Сценарий распада этой системы спрогнозировал еще в 2000 г. американский экономист Мануэль Кастельс. Он первым указал, что внутри системы глобальной экономики содержится непреодолимое противоречие. Экономика глобальных услуг требует все большей накачки объема денежной массы, чтобы потребители могли бесперебойно за них расплачиваться. Но объем денежной массы могли увеличивать только национальные правительства, что требовало усиления национального контроля над кредитно-денежной политикой. Это объективно вело глобальную экономическую систему к распаду на национальные или региональные сектора. «Парадокс Кастельса» на фоне триумфального расширения долларовой зоны и введения евро в 1990-х гг. остался почти незамеченным современниками. Между тем именно он и начал сбываться.

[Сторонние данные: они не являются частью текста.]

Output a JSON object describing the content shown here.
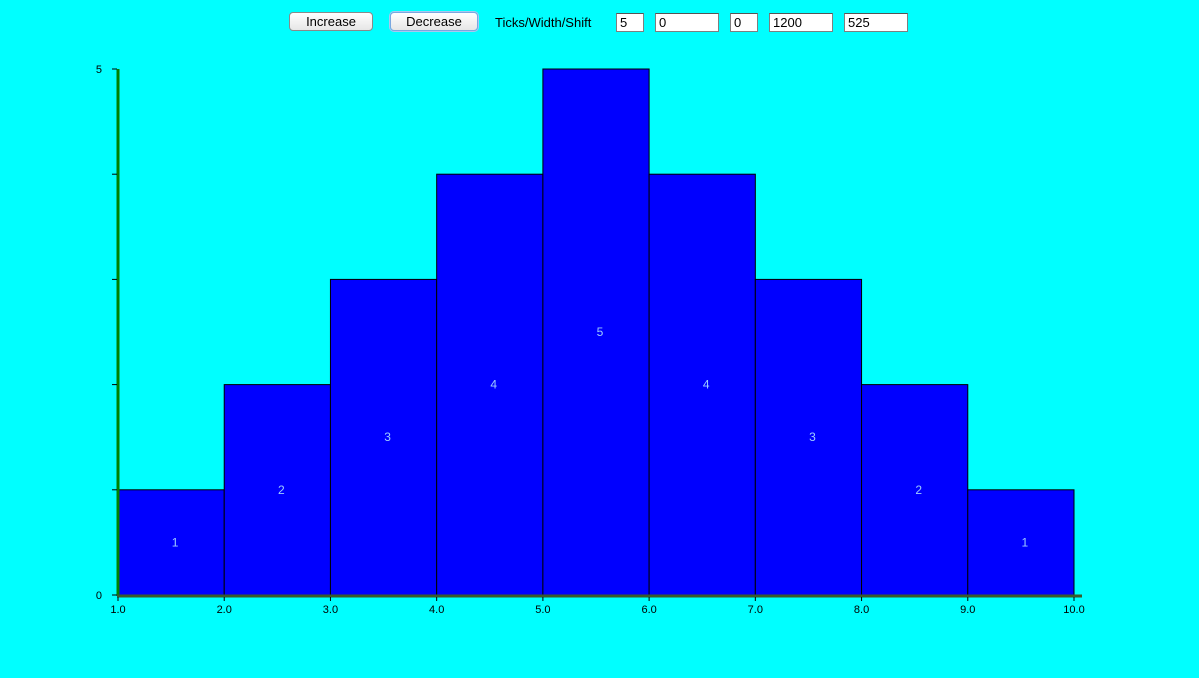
{
  "toolbar": {
    "increase_label": "Increase",
    "decrease_label": "Decrease",
    "params_label": "Ticks/Width/Shift",
    "ticks_value": "5",
    "width_value": "0",
    "shift_value": "0",
    "field4_value": "1200",
    "field5_value": "525"
  },
  "colors": {
    "background": "#00ffff",
    "bar_fill": "#0000ff",
    "bar_stroke": "#000000",
    "bar_label": "#9ecbff",
    "axis_y": "#008000",
    "axis_x": "#3a5a2a"
  },
  "chart_data": {
    "type": "bar",
    "title": "",
    "xlabel": "",
    "ylabel": "",
    "bins": [
      {
        "x0": 1.0,
        "x1": 2.0,
        "value": 1
      },
      {
        "x0": 2.0,
        "x1": 3.0,
        "value": 2
      },
      {
        "x0": 3.0,
        "x1": 4.0,
        "value": 3
      },
      {
        "x0": 4.0,
        "x1": 5.0,
        "value": 4
      },
      {
        "x0": 5.0,
        "x1": 6.0,
        "value": 5
      },
      {
        "x0": 6.0,
        "x1": 7.0,
        "value": 4
      },
      {
        "x0": 7.0,
        "x1": 8.0,
        "value": 3
      },
      {
        "x0": 8.0,
        "x1": 9.0,
        "value": 2
      },
      {
        "x0": 9.0,
        "x1": 10.0,
        "value": 1
      }
    ],
    "bar_labels": [
      "1",
      "2",
      "3",
      "4",
      "5",
      "4",
      "3",
      "2",
      "1"
    ],
    "x_ticks": [
      "1.0",
      "2.0",
      "3.0",
      "4.0",
      "5.0",
      "6.0",
      "7.0",
      "8.0",
      "9.0",
      "10.0"
    ],
    "x_tick_values": [
      1,
      2,
      3,
      4,
      5,
      6,
      7,
      8,
      9,
      10
    ],
    "y_tick_labels": [
      {
        "value": 0,
        "label": "0"
      },
      {
        "value": 5,
        "label": "5"
      }
    ],
    "y_minor_ticks": [
      1,
      2,
      3,
      4
    ],
    "xlim": [
      1.0,
      10.0
    ],
    "ylim": [
      0,
      5
    ],
    "grid": false,
    "legend": "none"
  }
}
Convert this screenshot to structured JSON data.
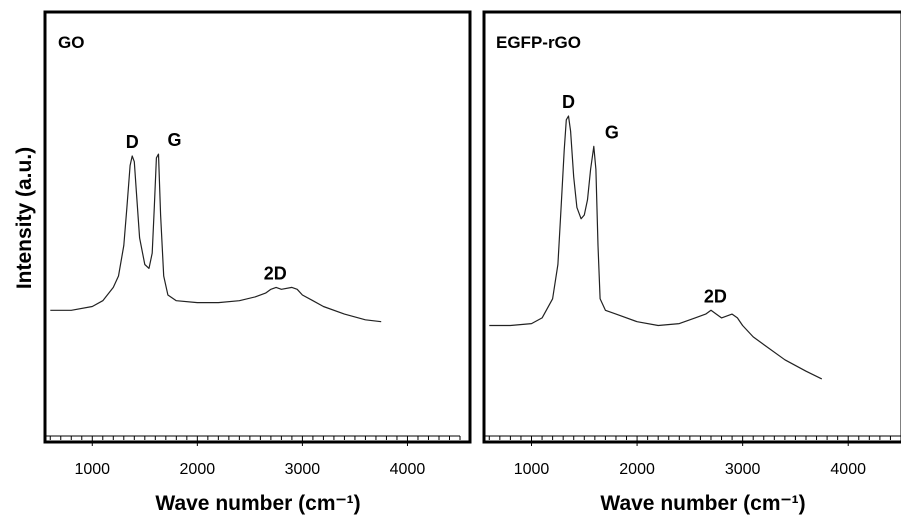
{
  "figure": {
    "ylabel": "Intensity (a.u.)"
  },
  "chart_data": [
    {
      "type": "line",
      "title": "GO",
      "xlabel": "Wave number (cm⁻¹)",
      "ylabel": "Intensity (a.u.)",
      "xlim": [
        550,
        4500
      ],
      "ylim": [
        0,
        1
      ],
      "xticks": [
        1000,
        2000,
        3000,
        4000
      ],
      "grid": false,
      "series": [
        {
          "x": [
            600,
            800,
            1000,
            1100,
            1200,
            1250,
            1300,
            1330,
            1360,
            1380,
            1400,
            1420,
            1450,
            1500,
            1540,
            1570,
            1590,
            1610,
            1630,
            1650,
            1680,
            1720,
            1800,
            2000,
            2200,
            2400,
            2550,
            2650,
            2700,
            2750,
            2800,
            2900,
            2950,
            3000,
            3100,
            3200,
            3400,
            3600,
            3750
          ],
          "y": [
            0.33,
            0.33,
            0.34,
            0.355,
            0.39,
            0.42,
            0.5,
            0.6,
            0.71,
            0.735,
            0.72,
            0.64,
            0.52,
            0.45,
            0.44,
            0.48,
            0.6,
            0.73,
            0.74,
            0.58,
            0.42,
            0.37,
            0.355,
            0.35,
            0.35,
            0.355,
            0.365,
            0.375,
            0.385,
            0.39,
            0.385,
            0.39,
            0.385,
            0.37,
            0.355,
            0.34,
            0.32,
            0.305,
            0.3
          ]
        }
      ],
      "annotations": [
        {
          "text": "D",
          "x": 1380,
          "y": 0.735
        },
        {
          "text": "G",
          "x": 1630,
          "y": 0.74
        },
        {
          "text": "2D",
          "x": 2780,
          "y": 0.39
        }
      ]
    },
    {
      "type": "line",
      "title": "EGFP-rGO",
      "xlabel": "Wave number (cm⁻¹)",
      "ylabel": "Intensity (a.u.)",
      "xlim": [
        550,
        4500
      ],
      "ylim": [
        0,
        1
      ],
      "xticks": [
        1000,
        2000,
        3000,
        4000
      ],
      "grid": false,
      "series": [
        {
          "x": [
            600,
            800,
            1000,
            1100,
            1200,
            1250,
            1280,
            1310,
            1330,
            1350,
            1370,
            1400,
            1430,
            1470,
            1500,
            1530,
            1560,
            1590,
            1610,
            1630,
            1650,
            1700,
            1800,
            2000,
            2200,
            2400,
            2550,
            2650,
            2700,
            2750,
            2800,
            2900,
            2950,
            3000,
            3100,
            3200,
            3400,
            3600,
            3750
          ],
          "y": [
            0.29,
            0.29,
            0.295,
            0.31,
            0.36,
            0.45,
            0.6,
            0.75,
            0.83,
            0.84,
            0.8,
            0.68,
            0.6,
            0.57,
            0.58,
            0.62,
            0.7,
            0.76,
            0.7,
            0.5,
            0.36,
            0.33,
            0.32,
            0.3,
            0.29,
            0.295,
            0.31,
            0.32,
            0.33,
            0.32,
            0.31,
            0.32,
            0.31,
            0.29,
            0.26,
            0.24,
            0.2,
            0.17,
            0.15
          ]
        }
      ],
      "annotations": [
        {
          "text": "D",
          "x": 1350,
          "y": 0.84
        },
        {
          "text": "G",
          "x": 1610,
          "y": 0.76
        },
        {
          "text": "2D",
          "x": 2780,
          "y": 0.33
        }
      ]
    }
  ]
}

Первый звонок для глобализации прозвучал после террористических актов в Нью-Йорке и Вашингтоне, которые повлияли на отношение к ней американского общества. В 1990-х гг. глобализация воспринималась в Соединенных Штатах как исторически прогрессивное явление, построенное на либеральных принципах. 24 января 2000 г. президент Б. Клинтон в ежегодном послании Конгрессу даже заявлял, что процесс глобализации соответствует национальным интересам США. Осенью 2001 г. американские эксперты заговорили о том, что при определенных условиях глобализация может оказаться опасной для страны. В своем послании Конгрессу от 20 сентября 2001 г. Дж. Буш-мл. заявил, что прошло время, когда государства отдавали суверенитет наднациональным структурам: пришло время его возвращать. Призыв Дж. Буша-мл. имел практические последствия. 24 октября 2001 г. Конгресс США принял «Патриотический закон» (PATRIOT Act), который предполагал:

- ужесточение визового режима США за счет расширения полномочий систем пограничного и таможенного контроля;

- расширение контроля спецслужб над СМИ в вопросах предотвращения пропаганды терроризма;

- получение спецслужбами права контроля над IP-базой своих сотрудников;

- предоставление президенту США права снимать и назначать прокуроров (действовало до 2007 г.).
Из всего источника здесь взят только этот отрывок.